L'ONG Oxfam dénonce, dans un rapport, l'inéquitable répartition des bénéfices entre actionnaires, investisseurs, salariés et État pour les entreprises du CAC 40. Une inégalité qui tend à s'accroître.

Le chiffre d'affaires du CAC 40 représente la moitié du PIB de la France
Le chiffre d'affaires du CAC 40 représente la moitié du PIB de la France © AFP / ERIC PIERMONT

Les richesses n'ont jamais été aussi mal partagées. C'est le constat de l'ONG Oxfam qui publie ce lundi une étude inédite sur la redistribution des bénéfices des entreprises du CAC 40 depuis 2009. 

Le document souligne que sur les dix dernières années, plus de deux tiers des bénéfices des entreprises du CAC 40 ont été reversés aux actionnaires, soit deux fois plus que dans les années 2000.

Les dividendes représentent depuis 2009 une part bien plus importante des bénéfices que la capacité à réinvestir et les reversements aux salariés.
Les dividendes représentent depuis 2009 une part bien plus importante des bénéfices que la capacité à réinvestir et les reversements aux salariés. / Capture d'écran - Oxfam

Le CAC 40, c'est 1 300 milliards d'euros de chiffre d'affaires, soit la moitié du PIB de la France, et un bénéfice record de 93 milliards d'euros en 2017. L'Oxfam souligne que ces entreprises ont totalement effacé les effets de la crise de leurs bilans, avec des bénéfices en hausse de plus de 60 % depuis 2009, mais... redistribués à 67,4 % aux actionnaires, contre 5,3 % aux salariés seulement.

15 fois plus pour les actionnaires que pour les salariés

En 2016, les entreprises du CAC 40 ont ainsi reversé près de 15 fois plus de bénéfices à leurs actionnaires (sous forme de dividendes) qu'à leurs salariés (sous forme d'intéressement et participation).

Un écart qui a tendance à s'accroître aussi par deux autres facteurs : l'inégale rémunération des salariés en fonction de leurs responsabilités et la pratique de l'optimisation fiscale. En mettant en œuvre des "stratégies d'évitement de l'impôt" conclue l'Oxfam, les entreprises maximisent leurs bénéfices "au mépris du manque à gagner considérable pour le budget de l'Etat et le financement de nos services publics".

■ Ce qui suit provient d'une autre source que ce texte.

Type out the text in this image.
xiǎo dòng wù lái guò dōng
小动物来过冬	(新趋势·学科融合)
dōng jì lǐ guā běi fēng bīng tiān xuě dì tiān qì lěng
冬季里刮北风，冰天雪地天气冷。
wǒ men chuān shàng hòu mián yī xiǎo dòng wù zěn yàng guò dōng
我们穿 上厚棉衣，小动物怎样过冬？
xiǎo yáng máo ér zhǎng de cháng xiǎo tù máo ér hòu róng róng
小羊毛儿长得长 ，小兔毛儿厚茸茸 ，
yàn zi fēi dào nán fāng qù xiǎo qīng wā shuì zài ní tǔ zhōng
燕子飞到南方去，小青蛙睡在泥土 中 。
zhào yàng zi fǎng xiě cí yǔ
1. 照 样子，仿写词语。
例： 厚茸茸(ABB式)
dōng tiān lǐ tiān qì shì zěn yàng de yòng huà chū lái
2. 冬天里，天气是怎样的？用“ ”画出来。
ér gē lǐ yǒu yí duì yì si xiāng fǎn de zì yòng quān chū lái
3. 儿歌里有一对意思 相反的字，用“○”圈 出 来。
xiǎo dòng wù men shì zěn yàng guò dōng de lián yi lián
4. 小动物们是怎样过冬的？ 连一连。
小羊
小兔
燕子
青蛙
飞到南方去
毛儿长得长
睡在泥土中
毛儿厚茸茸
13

L'ONG appelle ainsi les grandes entreprises françaises à prendre leurs responsabilités et l'État à agir contre la fraude fiscale. "Avec la loi PACTE (Plan d'action pour la croissance et la transformation des entreprises), écrit l'Oxfam, le gouvernement a l'occasion dans les prochaines semaines de s'attaquer à ces deux fléaux au cœur de la spirale des inégalités".

L'Oxfam appelle aussi à encadrer la rémunération des actionnaires et à mieux associer les salariés aux bénéfices.